La totalité des associations et organismes actifs en matière de sécurité routière avaient un grand espoir. Ils se disent déçus. La tolérance zéro en matière d’alcool au volant n’est pas pour demain. La décision a été prise en commission de la Mobilité, mardi après-midi.

Les députés y siégeant devaient en réalité statuer sur deux projets de propositions de loi. La première, poussée par le SP.A et Ecolo-Groen, visait à instaurer pour tous une tolérance zéro pour l’ensemble des conducteurs. La seconde, impulsée par le MR, invitait à réduire la limite légale du taux d’alcool de 0,5 à 0,2 g/l de sang pour les conducteurs novices uniquement. Soit ceux ayant obtenu leur permis depuis moins de deux ans.

Au final, la proposition du MR a été intégrée dans un amendement, refusé, à la proposition formulée par le SP.A et Ecolo-Groen. Laquelle a elle aussi été recalée. Le vote a débouché sur quatre voix en faveur de la tolérance zéro, neuf contre et trois abstentions.

L’enjeu était pourtant de taille : chaque année, près de 600 personnes perdent la vie en Belgique d’un accident de la route. Et une grande partie décède des suites d’une consommation abusive d’alcool.

L’Institut Vias, expert en sécurité routière, a estimé qu’un abaissement de la limite d’alcool au volant de 0,5 gramme dans le sang à 0,2 permettrait de sauver 17 vies en moyenne chaque année, et d’éviter des blessures chez un peu plus de 300 personnes. “Le fait que la limite soit fixée à 0,5 g/l pousse de nombreux conducteurs à calculer alors qu’il y a tellement de facteurs qui entrent en jeu que cela est impossible à établir,

expliquait dernièrement l’Institut Vias, favorable à une tolérance zéro

. On sait de plus que même une toute petite présence d’alcool dans le sang altère les réflexes.”
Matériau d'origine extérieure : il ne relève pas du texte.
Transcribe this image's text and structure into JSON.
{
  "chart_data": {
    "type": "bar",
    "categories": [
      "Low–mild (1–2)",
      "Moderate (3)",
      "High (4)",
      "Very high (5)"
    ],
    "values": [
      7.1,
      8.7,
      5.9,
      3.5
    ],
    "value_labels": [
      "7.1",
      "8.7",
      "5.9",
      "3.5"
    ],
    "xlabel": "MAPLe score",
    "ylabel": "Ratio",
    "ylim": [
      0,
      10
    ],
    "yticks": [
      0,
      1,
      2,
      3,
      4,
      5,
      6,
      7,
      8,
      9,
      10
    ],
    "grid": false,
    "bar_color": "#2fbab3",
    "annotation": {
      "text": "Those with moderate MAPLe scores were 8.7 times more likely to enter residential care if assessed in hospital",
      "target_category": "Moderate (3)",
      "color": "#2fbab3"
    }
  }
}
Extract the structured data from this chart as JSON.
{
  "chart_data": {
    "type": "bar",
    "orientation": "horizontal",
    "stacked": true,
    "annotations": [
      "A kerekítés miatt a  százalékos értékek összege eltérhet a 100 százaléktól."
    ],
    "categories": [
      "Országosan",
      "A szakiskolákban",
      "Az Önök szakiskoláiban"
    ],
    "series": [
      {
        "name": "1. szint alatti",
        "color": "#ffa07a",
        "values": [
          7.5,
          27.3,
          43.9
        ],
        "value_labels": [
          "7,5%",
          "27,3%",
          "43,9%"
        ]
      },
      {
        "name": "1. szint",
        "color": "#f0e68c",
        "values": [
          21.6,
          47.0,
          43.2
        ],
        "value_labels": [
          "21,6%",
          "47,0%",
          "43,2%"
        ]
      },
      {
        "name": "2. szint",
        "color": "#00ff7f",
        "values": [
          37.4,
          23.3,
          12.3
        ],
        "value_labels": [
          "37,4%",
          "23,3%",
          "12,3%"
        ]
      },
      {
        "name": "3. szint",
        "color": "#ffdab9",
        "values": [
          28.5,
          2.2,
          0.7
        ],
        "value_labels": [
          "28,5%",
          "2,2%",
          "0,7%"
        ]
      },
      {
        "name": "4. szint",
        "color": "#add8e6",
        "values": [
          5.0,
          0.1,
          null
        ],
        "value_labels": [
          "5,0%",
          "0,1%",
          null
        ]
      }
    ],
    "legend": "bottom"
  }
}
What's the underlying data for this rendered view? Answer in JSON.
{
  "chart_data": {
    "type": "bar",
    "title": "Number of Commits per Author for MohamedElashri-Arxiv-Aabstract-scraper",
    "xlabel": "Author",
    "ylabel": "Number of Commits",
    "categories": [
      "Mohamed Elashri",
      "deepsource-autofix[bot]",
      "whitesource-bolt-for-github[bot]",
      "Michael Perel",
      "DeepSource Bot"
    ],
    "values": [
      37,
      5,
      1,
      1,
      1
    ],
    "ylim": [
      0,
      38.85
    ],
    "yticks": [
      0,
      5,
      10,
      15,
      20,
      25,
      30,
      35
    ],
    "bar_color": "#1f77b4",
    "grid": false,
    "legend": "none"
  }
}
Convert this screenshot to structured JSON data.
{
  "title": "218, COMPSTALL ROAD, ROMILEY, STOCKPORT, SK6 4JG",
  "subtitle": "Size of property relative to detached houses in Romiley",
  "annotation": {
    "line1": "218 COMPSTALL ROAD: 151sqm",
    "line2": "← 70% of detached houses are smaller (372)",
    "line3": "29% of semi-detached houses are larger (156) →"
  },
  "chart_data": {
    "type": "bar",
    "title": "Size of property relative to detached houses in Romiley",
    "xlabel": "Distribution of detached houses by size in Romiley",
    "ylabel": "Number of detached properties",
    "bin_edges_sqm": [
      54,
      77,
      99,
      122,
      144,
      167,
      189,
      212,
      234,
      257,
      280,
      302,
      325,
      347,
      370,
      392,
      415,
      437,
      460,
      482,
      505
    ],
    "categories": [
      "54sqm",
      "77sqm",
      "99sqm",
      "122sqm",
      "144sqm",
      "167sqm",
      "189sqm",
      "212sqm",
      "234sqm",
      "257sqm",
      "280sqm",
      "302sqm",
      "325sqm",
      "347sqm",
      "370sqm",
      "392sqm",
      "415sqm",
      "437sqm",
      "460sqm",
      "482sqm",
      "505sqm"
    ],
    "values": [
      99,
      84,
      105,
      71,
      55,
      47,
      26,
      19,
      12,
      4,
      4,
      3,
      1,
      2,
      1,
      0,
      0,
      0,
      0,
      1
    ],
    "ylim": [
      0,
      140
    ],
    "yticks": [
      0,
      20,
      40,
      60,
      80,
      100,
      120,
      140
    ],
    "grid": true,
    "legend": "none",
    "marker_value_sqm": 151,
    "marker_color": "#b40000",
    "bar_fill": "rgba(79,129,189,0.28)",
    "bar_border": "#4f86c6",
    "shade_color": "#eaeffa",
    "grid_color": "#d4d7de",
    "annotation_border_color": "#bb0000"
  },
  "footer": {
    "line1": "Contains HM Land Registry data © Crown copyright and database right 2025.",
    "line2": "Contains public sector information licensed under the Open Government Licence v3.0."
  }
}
Lors des débats en commission, les députés s’étaient montrés dubitatifs quant à l’efficacité de la mesure, estimant notamment que les décès étaient principalement liés aux gros dépassements du seuil autorisé. Et que passer 20 minutes pour contrôler une personne qui a bu un verre de vin en trop risquait d’empêcher les policiers de contrôler ceux qui dépassaient largement la limite autorisée.

Selon Jean-Marc Delizée, président de la commission Mobilité, “la proposition, même rejetée, aura eu le mérite de lancer le débat. Et d’envisager des solutions peut-être plus efficaces pour améliorer la sécurité routière en Belgique.”